“In November 1975, the disciplinary board of the Electro-Engineering Faculty called me in. To cut a long story short, they said: ,Mr Kvapil, it has been brought to our attention that by singing anti-Soviet and anti-establishment songs in your youth club you have damaged this faculty’s reputation. You have been issued an official reprimand as a way of punishment.’ The sheet of paper with the reprimand was hanging on the notice board of the dean’s office for about two weeks. I thought that was that. In April, though, another summons to appear in front of the disciplinary board arrived. I think I may have suspected that something was badly wrong then. So, again I appear in front of the board and the old gentlemen, the professors, they informed me that new evidence had been brought to their attention and that I have been expelled from the university.”
“It must have been the beginning of the exam period, a workday, possibly May. I’d been revising for my exams at home. A car pulled up: ‘You’re coming with us for a hearing.’ ,Why?’ said I. They drove me to Ústí nad Orlicí, a higher floor in a high-rise. The interrogators treated me with complete respect. I had no idea what they wanted, what it is all about. My feeling from the hearing when I reflect on it now, forty-five years later, is that they tried to make me believe they knew everything about me.”
“I was fundamentally shaken when it happened. I hadn’t been thinking politically until then. Communist educators had raised me in the belief that the Soviet Union towers over everything else, they are our friends and want nothing but the best for us. And then one day I got woken by my crying mother who announced that a war had broken out. ,A war? What? How?’ And when she replied ,The Russians’, it took me a week to process this information. Naturally, my parents forbade me from leaving the house and searching for Soviet tanks in the streets; or from participating on subversive action with my future friends, who painted the words IVAN, GO HOME! across town. It took me a week to adjust. All my father did was listen to the radio. It was on his bedside table, I can still see it vividly.”

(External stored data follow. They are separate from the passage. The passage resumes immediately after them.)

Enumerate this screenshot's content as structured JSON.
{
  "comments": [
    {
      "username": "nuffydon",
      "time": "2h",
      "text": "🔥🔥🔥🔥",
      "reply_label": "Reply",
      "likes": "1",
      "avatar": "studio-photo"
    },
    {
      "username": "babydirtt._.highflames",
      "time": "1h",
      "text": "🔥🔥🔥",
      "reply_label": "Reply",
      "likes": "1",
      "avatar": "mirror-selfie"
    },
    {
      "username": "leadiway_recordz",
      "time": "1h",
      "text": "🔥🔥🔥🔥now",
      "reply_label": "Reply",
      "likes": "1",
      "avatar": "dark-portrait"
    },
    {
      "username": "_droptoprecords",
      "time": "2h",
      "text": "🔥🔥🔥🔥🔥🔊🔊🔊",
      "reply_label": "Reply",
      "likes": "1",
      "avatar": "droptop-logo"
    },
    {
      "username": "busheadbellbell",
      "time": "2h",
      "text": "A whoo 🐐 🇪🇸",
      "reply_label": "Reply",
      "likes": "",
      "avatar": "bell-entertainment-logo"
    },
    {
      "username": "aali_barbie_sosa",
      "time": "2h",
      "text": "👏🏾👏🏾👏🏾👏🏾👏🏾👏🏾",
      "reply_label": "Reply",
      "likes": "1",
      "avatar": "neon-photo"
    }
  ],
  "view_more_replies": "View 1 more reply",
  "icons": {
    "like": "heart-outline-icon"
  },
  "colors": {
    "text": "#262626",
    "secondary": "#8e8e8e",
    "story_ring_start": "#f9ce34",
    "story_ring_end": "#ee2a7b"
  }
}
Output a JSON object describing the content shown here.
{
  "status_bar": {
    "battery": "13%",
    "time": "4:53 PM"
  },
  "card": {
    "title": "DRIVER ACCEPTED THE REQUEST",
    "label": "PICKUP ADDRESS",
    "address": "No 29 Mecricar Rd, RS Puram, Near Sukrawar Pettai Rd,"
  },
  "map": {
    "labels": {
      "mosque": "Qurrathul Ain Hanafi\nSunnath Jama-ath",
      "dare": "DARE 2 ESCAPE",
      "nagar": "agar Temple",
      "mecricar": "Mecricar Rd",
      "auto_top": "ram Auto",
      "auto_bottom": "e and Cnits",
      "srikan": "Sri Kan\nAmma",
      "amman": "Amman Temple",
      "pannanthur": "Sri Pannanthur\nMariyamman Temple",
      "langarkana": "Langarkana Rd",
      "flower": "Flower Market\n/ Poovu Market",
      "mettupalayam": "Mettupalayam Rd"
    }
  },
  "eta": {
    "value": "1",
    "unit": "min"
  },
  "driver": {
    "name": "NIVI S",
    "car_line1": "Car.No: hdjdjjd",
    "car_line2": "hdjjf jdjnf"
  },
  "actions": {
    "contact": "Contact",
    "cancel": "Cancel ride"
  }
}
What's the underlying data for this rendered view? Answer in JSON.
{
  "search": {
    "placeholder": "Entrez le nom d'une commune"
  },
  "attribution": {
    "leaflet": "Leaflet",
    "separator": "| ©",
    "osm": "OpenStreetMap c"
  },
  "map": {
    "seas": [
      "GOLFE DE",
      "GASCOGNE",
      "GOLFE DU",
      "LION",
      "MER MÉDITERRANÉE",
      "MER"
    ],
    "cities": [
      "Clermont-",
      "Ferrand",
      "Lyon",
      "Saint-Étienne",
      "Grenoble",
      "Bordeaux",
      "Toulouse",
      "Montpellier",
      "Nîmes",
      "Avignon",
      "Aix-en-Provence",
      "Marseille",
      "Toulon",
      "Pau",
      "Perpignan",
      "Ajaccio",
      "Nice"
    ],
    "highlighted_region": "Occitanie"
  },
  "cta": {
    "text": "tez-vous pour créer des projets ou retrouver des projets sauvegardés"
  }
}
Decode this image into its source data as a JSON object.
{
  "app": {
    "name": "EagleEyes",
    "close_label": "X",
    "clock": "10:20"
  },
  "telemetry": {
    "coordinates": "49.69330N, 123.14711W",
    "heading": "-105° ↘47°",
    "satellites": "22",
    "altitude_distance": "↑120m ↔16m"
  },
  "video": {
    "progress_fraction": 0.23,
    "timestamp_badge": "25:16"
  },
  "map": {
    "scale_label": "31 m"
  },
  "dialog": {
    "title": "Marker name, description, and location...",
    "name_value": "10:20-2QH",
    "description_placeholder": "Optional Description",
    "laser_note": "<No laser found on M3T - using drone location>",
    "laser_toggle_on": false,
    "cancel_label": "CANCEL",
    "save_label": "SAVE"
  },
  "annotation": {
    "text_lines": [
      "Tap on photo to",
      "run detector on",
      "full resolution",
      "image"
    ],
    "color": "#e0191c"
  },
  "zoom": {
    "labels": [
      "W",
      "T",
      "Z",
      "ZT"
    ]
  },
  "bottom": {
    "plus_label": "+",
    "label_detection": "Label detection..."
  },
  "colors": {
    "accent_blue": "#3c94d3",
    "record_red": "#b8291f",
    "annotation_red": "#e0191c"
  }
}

Jaroslav Kvapil was born on September 4, 1953, in Ústí nad Orlicí. He, his father Jaroslav (1927–1988), his mother Marie (1930–2013) and his five siblings lived in Kunčice u Letohradu. The family were religious, and the children were raised as hard-working Catholics. The year 1968 represented a milestone in Jaroslav’s personal trajectory. In his church, father František Karel launched guitar-led services accompanied by gospel-like singing, which appealed to a lot of young people. Jaroslav played the bass in the support band. The atmosphere of newly found freedom was interrupted by the invasion of Warsaw Pact troops, which thwarted the promising development. It was then that Jaroslav started to fully appreciate what went on in the country. After his grammar school studies, he started studying at the Faculty of Electrical Engineering of the Brno-based Technical University. In the early 1970s in Letohrad, he joined a youth club which had become a shelter for the Scouts from a cancelled Scout centre. Alongside of this, he was also active in the life of Letohrad parish despite the onset of Normalisation. These activities soon attracted undesirable attention from State Security. In the summer of 1975, Jaroslav was called in for a hearing twice. In September of the same year, the youth club was forcefully disbanded and on April 12, 1976, Jaroslav Kvapil was expelled from university. Four other members of the youth club were likewise expelled. After his expulsion, Jaroslav immediately found a job at the OEZ in Letohrad (Orlice Electrotechnical Factory). He married Miroslava Adamcová in the same year and then started his two-year military service in České Budějovice. In the 1990s, he helped re-establish Orel, the Christian Sports Club in Letohrad. The Kvapils raised five children.